シンガポールのメディアコングロマリットのメディアコープ(MediaCorp)は、
同国最大の日本アニメ流通企業Odexと提携して、
日本アニメのテレビ放送とオンライン配信事業を開始すると発表した。
アニメ番組はメディアコープの運営するアートセントラルチャンネル(Arts Central channel)
で放映される。また、オンライン配信はあらたに「AnimeTrix」と名付けたサービスを開始し、
メディアコープのオンデマンド配信のポータルサイトMOBTVで提供される。
メディアコープは、テレビ、ラジオ、新聞、雑誌、映画からネットまで、
幅広いメディアを統括する同国のメディアコングロマット企業である。
アートセントラルチャンネルは、同社のグループ企業メディアコープ12が運営する専門チャンネルである。
一方、Odexは、シンガポールとマレーシア、インドネシア、フィリピン、ブルネイの
東南アジア各国で日本アニメ扱う最大の企業である。
同社の名前は、2007年にアニメ番組のネットからの違法ダウンロードに関する事件でよく知られている。
この事件でOdexは、アニメ番組違法ダウンローダーを法的に訴える動きをみせ、
ネットからの違法ダウンロード対策を目指した。
メディアコープによれば、アートセントラルチャンネルは世界で初めて
日本のアニメを日本の放送と同じ週に放送する。日本と時差のない放映で視聴者のニーズに応える。

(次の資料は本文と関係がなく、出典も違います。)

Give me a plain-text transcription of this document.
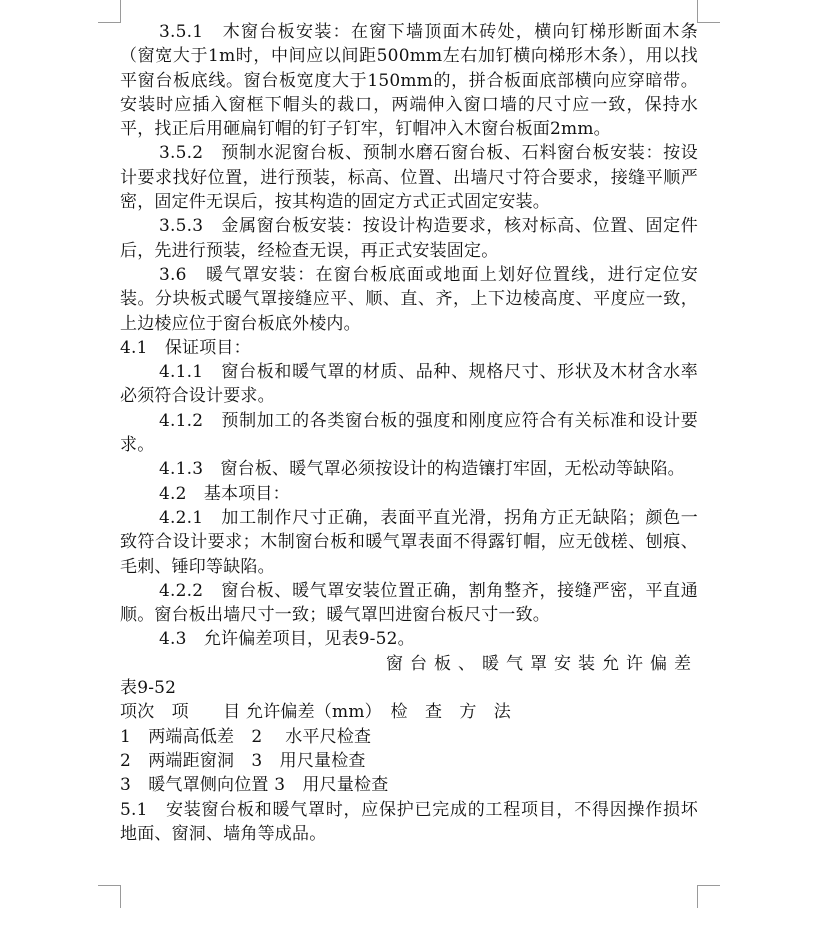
3.5.1　木窗台板安装：在窗下墙顶面木砖处，横向钉梯形断面木条（窗宽大于1m时，中间应以间距500mm左右加钉横向梯形木条），用以找平窗台板底线。窗台板宽度大于150mm的，拼合板面底部横向应穿暗带。安装时应插入窗框下帽头的裁口，两端伸入窗口墙的尺寸应一致，保持水平，找正后用砸扁钉帽的钉子钉牢，钉帽冲入木窗台板面2mm。

3.5.2　预制水泥窗台板、预制水磨石窗台板、石料窗台板安装：按设计要求找好位置，进行预装，标高、位置、出墙尺寸符合要求，接缝平顺严密，固定件无误后，按其构造的固定方式正式固定安装。

3.5.3　金属窗台板安装：按设计构造要求，核对标高、位置、固定件后，先进行预装，经检查无误，再正式安装固定。

3.6　暖气罩安装：在窗台板底面或地面上划好位置线，进行定位安装。分块板式暖气罩接缝应平、顺、直、齐，上下边棱高度、平度应一致，上边棱应位于窗台板底外棱内。

4.1　保证项目：

4.1.1　窗台板和暖气罩的材质、品种、规格尺寸、形状及木材含水率必须符合设计要求。

4.1.2　预制加工的各类窗台板的强度和刚度应符合有关标准和设计要求。

4.1.3　窗台板、暖气罩必须按设计的构造镶打牢固，无松动等缺陷。

4.2　基本项目：

4.2.1　加工制作尺寸正确，表面平直光滑，拐角方正无缺陷；颜色一致符合设计要求；木制窗台板和暖气罩表面不得露钉帽，应无戗槎、刨痕、毛刺、锤印等缺陷。

4.2.2　窗台板、暖气罩安装位置正确，割角整齐，接缝严密，平直通顺。窗台板出墙尺寸一致；暖气罩凹进窗台板尺寸一致。

4.3　允许偏差项目，见表9-52。

窗台板、暖气罩安装允许偏差

表9-52

项次　项　　目 允许偏差（mm）　检　查　方　法

1　两端高低差　2　 水平尺检查

2　两端距窗洞　3　用尺量检查

3　暖气罩侧向位置 3　用尺量检查

5.1　安装窗台板和暖气罩时，应保护已完成的工程项目，不得因操作损坏地面、窗洞、墙角等成品。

同局は、水曜日から金曜日までの11時から12時までを日本アニメの時間に割当ている。
現在は、『ネオアンジェリーク Abyss』、『テレビアニメ: ゼロの使い魔〜三美姫の輪舞〜』、
『D.Gray-man』と最新のアニメ番組を放映している。
また、AnimeTrixは、テレビ東京やNHKグループ、メディアファクトリー等から作品の供給を受ける。
この中には上記3作品のほか、『ヤマトナデシコ七変化』、『東京魔人學園剣風帖 龍龍』、
『瀬戸の花嫁』、『どーもくん』などが含まれる。
MOBTVでのAnimeTrixのサービスは7月21日に既に開始しており、
月10ドル、3ヶ月27ドルで利用が可能になっている。
7月21日に行われたメディアコープとOdexの調印式には、日本からバンダイチャンネル、テレビ東京、
サンライズ、MICO(国際メディアコーポレーション)の代表も出席をした。
シンガポール側だけなく、日本の関係者からも、今回のプロジェクトへ期待が持たれている様子が伺われる。
OdexはMOBTVがアニメ番組を視聴者に届ける最も有効な手段になり、
シンガポールにおける合法的なアニメ視聴を推し進める大きな一歩になるとしている。
現在、インターネット上に溢れる日本アニメの海賊版ファイルが、
海外の日本アニメのビジネスを阻害しているとされる。
一方で、海賊版ファイルの対策には、法的な手段だけでなく、違法行為を生み出す日本との放映時差などの解消や
オンラインを利用した手軽な視聴方法の提供が必要と指摘されている。
今回のメディアコープとOdexの試みは、まさにこれに応えるものとなっている。
特にテレビでの日本と時差のない放映は大きな注目となる。
これまでにも、オンラインを利用した同時リリースの試みはいくつか行われている。
しかし、テレビを利用した試みは初めてとなる。
こうした試みが、海外で縮小しているとされるアニメ映像ビジネスにどういった影響をあたえるのか、
シンガポール以外の国にも広がるのかも注目される。